In the cryptocurrency world, there’s been some interesting hacks, attacks, and raids that have been successful not based on breaking into the systems, but using the business rules of the systems themselves to allow somebody to withdraw more money than was actually deposited. It wasn’t a problem with blockchain itself. It was a problem with the business rules on top of it. I’m sure you wouldn’t claim that your cognitive layers are going to be perfect. So what kind of governance have people put in to make sure that cognitive layers don’t do something stupid?

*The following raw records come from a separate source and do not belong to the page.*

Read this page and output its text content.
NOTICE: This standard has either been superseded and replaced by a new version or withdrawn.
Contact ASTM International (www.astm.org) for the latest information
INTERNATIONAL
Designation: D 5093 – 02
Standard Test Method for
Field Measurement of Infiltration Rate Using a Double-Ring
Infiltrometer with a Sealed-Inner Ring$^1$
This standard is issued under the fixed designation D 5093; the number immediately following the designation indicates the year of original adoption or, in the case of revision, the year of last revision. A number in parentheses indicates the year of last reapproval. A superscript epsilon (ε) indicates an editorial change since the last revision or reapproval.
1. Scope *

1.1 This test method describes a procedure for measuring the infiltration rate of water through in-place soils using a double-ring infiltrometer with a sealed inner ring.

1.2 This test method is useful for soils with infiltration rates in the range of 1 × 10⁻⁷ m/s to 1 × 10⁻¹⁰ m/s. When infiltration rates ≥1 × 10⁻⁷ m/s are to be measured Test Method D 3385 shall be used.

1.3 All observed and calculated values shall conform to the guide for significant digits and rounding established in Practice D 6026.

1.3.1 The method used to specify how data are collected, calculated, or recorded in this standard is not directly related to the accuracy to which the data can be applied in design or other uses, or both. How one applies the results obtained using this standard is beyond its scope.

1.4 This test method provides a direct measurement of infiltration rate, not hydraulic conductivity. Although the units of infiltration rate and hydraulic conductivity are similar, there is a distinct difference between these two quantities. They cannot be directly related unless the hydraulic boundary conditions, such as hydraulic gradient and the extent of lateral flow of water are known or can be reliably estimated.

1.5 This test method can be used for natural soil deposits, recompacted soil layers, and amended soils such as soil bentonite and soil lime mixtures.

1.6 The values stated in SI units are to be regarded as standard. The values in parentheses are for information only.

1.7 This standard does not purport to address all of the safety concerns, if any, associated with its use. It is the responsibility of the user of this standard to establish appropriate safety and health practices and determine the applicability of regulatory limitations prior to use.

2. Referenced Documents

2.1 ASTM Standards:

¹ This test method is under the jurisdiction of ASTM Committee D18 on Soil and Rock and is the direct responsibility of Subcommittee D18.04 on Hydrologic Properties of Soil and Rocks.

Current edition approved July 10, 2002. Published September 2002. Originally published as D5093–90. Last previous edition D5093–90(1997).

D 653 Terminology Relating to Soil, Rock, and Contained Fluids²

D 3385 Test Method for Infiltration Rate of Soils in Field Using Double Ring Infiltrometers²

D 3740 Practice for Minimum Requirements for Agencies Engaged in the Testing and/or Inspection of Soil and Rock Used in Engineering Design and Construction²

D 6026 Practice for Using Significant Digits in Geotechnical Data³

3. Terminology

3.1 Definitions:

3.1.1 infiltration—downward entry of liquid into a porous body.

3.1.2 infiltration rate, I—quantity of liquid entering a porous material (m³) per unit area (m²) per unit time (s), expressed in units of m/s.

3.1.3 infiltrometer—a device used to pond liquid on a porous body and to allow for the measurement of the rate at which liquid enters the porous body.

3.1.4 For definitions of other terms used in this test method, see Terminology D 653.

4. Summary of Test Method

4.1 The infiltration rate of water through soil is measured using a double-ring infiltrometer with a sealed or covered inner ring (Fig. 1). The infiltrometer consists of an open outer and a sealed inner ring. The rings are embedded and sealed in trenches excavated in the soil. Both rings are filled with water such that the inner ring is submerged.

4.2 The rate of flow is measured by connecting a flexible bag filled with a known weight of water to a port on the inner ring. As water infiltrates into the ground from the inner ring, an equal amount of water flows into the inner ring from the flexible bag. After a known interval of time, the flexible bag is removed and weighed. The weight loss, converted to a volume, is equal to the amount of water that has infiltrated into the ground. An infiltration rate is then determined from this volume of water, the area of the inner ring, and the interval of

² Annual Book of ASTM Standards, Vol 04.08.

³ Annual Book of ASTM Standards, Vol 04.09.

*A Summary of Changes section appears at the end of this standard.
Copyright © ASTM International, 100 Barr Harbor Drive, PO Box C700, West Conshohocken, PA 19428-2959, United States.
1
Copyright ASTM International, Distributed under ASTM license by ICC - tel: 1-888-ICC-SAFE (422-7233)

You are absolutely right. But we have not had a single customer security incident caused by our autonomic and cognitive technologies. And why is it? Because you have to have control gates of security. AI can learn by itself. It’s sentient, as you said. But we are going to have the control gate so that from midnight to 2:00 a.m., we’ll see all the learning. We’ll have a control gate over the Continual Service Improvement department that reviews all those learnings and says, “Ratified.  Ratified. Ratified. Ratified. No, this one needs to be improved. No, this one needs to be discarded.” So all those mindmaps that Amelia has built during the course of operation by observing experts and servicing them, they’re all going through a control gate that has said, “Yes; all this learning is good. You can now go ahead and engage in that.” If you really are paranoid about security, as most of our financial institutions are, you must have a gate that just says, “We will ratify.” Now 99% of the time, they do say, “Amelia’s learned.” Because in the end, Amelia’s learned only by empirical learning. Some human did something that allowed Amelia to learn.